Taipei, 23 Okt. (CNA) Peneliti asal Indonesia di Taiwan dari University of Western Australia, Ratih Kabinawa mengatakan pemerintah Indonesia bisa ambil bagian dalam menengahi situasi Taiwan-Tiongkok dengan dialog, terutama dalam merespons eskalasi militer Tiongkok di Taiwan.
Kepada CNA, Rabu (23/10), Ratih menyebut pemerintah bisa menginisiasi dialog jalur II atau closed-door track two dialogue baik dengan Taiwan dan negara ASEAN lainnya.
Dalam Hubungan Internasional, dialog jalur II merujuk pada praktik aktor non-negara yang menggunakan metode penyelesaian konflik, seperti lokakarya dan diskusi, untuk meredakan ketegangan antara pihak-pihak yang berseteru.
“Dasar pertimbangan dari dialog ini adalah untuk membahas rencana kontingensi jika keadaan di Selat Taiwan semakin memanas serta peningkatkan kapasitas kepercayaan bahwa Taiwan akan terus menjaga status-quo,” kata Ratih.
Indonesia juga bisa meningkatkan kapasitas militer dan pertahanan Indonesia yang bertujuan untuk melakukan evakuasi non-kombatan sebagai antisipasi dari risiko ancaman perang di Selat Taiwan.
Adapun upaya ketiga, bersama dengan negara anggota ASEAN, Indonesia bisa meningkatkan peran serta kapasitas ASEAN Humanitarian Centre dalam mengatasi isu krisis kemanusian tidak hanya karena bencana alam tetapi juga potensi perang.
Mengenai risiko yang mungkin Indonesia hadapi jika terlalu ikut campur dalam isu ini, Ratih menilai, risiko pasti akan selalu ada namun bagaimana kemudian Indonesia memaksimalkan diplomasinya kepada Tiongkok.
“Yang ditekankan adalah upaya-upaya diplomasi yang dilakukan adalah untuk kepentingan nasional Indonesia dalam menjaga keselamatan dan perlindungan WNI di luar negeri, termasuk di Taiwan.
Sebelumnya, pemerintah Taiwan melalui Perwakilan Taiwan di Indonesia menyampaikan pada Senin, agar Indonesia mendesak Tiongkok agar menghentikan "Provokasi militer yang tidak rasional" dan "Semua tindakan yang merusak perdamaian dan stabilitas Selat Taiwan serta membahayakan keamanan wilayah laut dan udara di kawasan."

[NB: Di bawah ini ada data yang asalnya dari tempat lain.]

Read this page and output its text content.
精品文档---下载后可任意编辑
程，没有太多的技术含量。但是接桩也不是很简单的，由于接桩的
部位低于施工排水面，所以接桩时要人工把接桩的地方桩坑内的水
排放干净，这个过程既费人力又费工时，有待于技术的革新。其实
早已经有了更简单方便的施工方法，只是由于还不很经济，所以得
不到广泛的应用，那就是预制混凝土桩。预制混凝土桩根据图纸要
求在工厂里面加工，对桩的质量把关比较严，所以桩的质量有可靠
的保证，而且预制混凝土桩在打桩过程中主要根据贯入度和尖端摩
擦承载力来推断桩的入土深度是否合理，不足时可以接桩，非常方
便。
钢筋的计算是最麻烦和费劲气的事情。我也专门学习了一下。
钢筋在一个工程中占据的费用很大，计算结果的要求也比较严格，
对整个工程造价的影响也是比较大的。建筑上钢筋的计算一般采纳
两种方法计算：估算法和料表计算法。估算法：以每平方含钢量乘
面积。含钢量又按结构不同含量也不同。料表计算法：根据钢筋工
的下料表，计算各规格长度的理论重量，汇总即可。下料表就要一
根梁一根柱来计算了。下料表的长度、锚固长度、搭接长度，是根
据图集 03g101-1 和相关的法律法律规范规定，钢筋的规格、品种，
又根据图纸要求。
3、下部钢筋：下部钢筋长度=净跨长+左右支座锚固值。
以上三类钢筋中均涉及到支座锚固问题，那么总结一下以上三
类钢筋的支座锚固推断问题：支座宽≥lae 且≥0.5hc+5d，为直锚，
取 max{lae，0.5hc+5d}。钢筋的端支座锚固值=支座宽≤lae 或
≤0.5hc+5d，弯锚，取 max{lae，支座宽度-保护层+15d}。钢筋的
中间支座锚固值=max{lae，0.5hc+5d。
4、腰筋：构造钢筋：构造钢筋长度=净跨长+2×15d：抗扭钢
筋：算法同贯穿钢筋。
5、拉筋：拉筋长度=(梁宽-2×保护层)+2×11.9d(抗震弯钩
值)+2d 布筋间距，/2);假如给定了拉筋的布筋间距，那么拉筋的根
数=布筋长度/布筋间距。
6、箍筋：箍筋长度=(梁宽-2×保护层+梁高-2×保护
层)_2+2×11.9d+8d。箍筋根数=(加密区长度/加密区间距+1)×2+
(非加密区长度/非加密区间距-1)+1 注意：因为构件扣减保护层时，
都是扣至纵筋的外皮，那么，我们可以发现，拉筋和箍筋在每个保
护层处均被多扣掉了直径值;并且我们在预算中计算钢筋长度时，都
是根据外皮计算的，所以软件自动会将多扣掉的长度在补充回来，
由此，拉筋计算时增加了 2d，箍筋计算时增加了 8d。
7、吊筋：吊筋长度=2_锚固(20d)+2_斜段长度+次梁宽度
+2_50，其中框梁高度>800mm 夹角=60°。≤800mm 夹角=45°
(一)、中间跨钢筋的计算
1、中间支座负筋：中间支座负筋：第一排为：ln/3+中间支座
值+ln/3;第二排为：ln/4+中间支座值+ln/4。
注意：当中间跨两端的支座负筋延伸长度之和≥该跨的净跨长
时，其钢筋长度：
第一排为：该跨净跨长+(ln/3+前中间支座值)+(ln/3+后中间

Baca di https://indonesia.focustaiwan.tw/politics/202410225001
Hal ini disampaikan oleh Kepala Kantor Ekonomi dan Perdagangan Taipei (TETO) di Indonesia, John C. Chen (陳忠), melalui sebuah siaran pers hari Senin, sehubungan dengan latihan militer "Pedang Gabungan-2024B" yang diluncurkan Tiongkok di sekitar Taiwan pada 14 Oktober.
Chen mengatakan, Indonesia dan Taiwan adalah negara yang sama-sama menghormati demokrasi, hukum, kebebasan, dan hak asasi manusia, dan saat ini ada sekitar 400.000 warga negara Indonesia yang tinggal, belajar, serta bekerja di Taiwan.
Perdamaian dan stabilitas di Selat Taiwan sangat penting bagi keselamatan warga negara Indonesia dan negara-negara ASEAN lainnya di Taiwan yang berjumlah hingga satu juta, serta kepentingan perdagangan dan ekonomi negara-negara tersebut, kata Chen.
"Negara kami (Taiwan) menyerukan kepada Indonesia untuk menggunakan pengaruhnya sebagai negara pemimpin di ASEAN dan secara aktif mendesak Tiongkok untuk menghentikan provokasi sepihak dan tidak rasional, serta mendesak Tiongkok untuk menghentikan segala tindakan yang mengancam perdamaian dan stabilitas kawasan dan tindakan yang meningkatkan ketegangan kawasan," ujar Chen.
CNA mencoba menghubungi Kementerian Luar Negeri Indonesia untuk merespons pernyataan dari Taiwan ini. Namun hingga berita ini diterbitkan belum ada tanggapan dari pihak terkait.